Luc Boltanski – Ces questions relèvent d’une sociologie de la justice. On peut y entrer de deux manières, soit à partir du sentiment d’injustice que les personnes développent dans le fil de leur expérience, soit à partir du jugement général qu’elles peuvent porter sur le caractère juste ou injuste de l’ordre social. Les deux approches réagissent l’une sur l’autre.
C’est pourquoi, pour parler de la justice, je préfère commencer par la notion d’épreuve qui montre comment s’articulent ces deux entrées.
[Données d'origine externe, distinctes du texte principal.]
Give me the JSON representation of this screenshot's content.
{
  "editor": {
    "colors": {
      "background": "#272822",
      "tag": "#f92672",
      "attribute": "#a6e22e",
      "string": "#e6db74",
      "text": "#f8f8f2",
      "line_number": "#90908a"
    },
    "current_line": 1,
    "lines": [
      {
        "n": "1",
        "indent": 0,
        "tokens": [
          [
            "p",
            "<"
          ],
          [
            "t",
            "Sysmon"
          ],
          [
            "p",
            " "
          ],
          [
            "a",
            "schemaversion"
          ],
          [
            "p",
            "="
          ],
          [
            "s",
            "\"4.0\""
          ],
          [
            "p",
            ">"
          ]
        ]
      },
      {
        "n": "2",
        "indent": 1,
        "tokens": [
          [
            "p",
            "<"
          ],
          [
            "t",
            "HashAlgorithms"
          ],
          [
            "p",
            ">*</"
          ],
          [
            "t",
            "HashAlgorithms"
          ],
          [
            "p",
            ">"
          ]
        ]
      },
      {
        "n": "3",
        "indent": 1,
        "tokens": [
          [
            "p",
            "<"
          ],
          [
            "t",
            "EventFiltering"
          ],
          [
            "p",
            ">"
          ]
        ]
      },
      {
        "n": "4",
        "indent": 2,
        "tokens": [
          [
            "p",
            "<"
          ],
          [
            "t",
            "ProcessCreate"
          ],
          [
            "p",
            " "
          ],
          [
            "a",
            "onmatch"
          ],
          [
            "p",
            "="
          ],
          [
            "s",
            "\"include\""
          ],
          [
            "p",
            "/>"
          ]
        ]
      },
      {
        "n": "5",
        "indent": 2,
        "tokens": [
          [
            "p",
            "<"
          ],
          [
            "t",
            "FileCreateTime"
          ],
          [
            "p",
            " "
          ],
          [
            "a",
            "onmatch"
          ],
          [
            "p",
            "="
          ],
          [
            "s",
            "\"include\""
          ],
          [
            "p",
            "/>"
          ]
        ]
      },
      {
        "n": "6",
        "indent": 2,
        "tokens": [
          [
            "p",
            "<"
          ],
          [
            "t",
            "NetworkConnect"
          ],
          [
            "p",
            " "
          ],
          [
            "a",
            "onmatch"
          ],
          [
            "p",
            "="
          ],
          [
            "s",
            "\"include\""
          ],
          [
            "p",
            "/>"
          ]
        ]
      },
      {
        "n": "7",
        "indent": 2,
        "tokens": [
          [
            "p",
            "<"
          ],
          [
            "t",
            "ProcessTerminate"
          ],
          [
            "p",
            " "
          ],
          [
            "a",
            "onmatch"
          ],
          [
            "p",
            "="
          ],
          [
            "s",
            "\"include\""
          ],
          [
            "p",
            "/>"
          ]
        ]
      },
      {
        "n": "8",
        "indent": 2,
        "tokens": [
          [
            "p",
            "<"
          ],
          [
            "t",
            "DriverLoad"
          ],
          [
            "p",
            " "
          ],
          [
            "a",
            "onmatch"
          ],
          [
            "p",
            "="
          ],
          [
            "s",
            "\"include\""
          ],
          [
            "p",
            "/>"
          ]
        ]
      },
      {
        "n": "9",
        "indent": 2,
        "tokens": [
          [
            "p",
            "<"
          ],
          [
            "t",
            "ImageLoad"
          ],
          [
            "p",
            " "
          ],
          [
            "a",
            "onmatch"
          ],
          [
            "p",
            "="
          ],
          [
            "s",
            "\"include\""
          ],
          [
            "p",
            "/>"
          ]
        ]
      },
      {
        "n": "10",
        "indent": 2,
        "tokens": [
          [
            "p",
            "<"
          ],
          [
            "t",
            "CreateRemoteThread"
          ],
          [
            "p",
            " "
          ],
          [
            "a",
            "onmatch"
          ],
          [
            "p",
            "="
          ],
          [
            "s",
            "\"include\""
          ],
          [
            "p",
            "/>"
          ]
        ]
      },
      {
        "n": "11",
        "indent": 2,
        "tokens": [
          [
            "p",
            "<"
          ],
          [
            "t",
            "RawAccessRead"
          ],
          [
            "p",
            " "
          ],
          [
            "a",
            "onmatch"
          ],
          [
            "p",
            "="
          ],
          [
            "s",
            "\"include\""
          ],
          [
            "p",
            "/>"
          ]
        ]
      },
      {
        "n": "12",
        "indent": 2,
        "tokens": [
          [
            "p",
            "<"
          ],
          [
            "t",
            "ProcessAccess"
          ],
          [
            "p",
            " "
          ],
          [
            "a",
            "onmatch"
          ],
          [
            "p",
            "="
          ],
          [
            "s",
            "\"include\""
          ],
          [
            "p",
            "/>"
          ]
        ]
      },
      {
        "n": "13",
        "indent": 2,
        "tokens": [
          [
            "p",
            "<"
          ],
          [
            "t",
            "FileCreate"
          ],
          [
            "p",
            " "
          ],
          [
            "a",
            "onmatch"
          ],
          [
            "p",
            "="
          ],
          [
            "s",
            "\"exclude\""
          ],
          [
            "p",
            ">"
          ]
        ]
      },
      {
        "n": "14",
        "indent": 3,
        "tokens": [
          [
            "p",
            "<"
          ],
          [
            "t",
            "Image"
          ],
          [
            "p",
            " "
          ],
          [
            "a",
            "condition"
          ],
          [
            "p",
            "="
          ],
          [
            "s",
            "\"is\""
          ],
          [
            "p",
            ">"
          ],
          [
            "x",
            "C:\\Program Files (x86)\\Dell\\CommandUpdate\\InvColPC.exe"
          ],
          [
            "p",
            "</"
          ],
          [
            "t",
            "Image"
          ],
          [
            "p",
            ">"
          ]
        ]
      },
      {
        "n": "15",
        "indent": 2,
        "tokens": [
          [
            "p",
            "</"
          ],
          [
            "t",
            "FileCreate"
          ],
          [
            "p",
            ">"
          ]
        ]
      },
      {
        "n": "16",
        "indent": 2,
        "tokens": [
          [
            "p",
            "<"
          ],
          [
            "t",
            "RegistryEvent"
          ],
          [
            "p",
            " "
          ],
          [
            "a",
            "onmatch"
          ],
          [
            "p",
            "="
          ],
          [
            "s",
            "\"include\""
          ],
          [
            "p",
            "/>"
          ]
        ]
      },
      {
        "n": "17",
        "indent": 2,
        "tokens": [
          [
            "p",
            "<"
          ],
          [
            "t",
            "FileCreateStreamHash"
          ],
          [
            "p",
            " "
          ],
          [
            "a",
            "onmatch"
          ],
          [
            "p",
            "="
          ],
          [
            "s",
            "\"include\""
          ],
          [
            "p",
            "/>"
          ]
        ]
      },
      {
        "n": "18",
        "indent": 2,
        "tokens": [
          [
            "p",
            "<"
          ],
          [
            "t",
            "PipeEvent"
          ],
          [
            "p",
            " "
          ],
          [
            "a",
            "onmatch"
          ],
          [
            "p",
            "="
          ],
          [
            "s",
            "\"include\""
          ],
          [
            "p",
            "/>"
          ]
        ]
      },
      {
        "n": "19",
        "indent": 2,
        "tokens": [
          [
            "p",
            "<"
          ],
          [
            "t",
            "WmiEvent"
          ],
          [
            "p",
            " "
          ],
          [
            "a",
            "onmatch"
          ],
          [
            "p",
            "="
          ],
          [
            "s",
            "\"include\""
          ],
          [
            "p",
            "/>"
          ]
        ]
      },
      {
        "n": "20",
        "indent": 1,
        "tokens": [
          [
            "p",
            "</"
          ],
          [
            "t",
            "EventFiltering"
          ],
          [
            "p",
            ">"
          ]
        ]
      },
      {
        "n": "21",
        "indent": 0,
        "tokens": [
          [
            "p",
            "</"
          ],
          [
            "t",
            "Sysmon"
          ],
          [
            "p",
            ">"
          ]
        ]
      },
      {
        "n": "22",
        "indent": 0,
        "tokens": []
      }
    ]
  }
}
L’épreuve est une prétention, une revendication ou une contestation soumise à un jugement par d’autres personnes ou une institution, qui suppose la rencontre avec un certain réalisme. Par exemple, quand un nouvel ordinateur arrive dans un bureau, à qui est-il attribué ? Au cousin du patron ? Au plus ancien dans le grade le plus élevé ? À celui qui a davantage besoin d’un outil de travail ? À celui qui est le plus compétent en informatique ? Avant l’arrivée de l’ordinateur, plusieurs schémas de la justice peuvent être développés par les acteurs. En situation, un choix doit être fait.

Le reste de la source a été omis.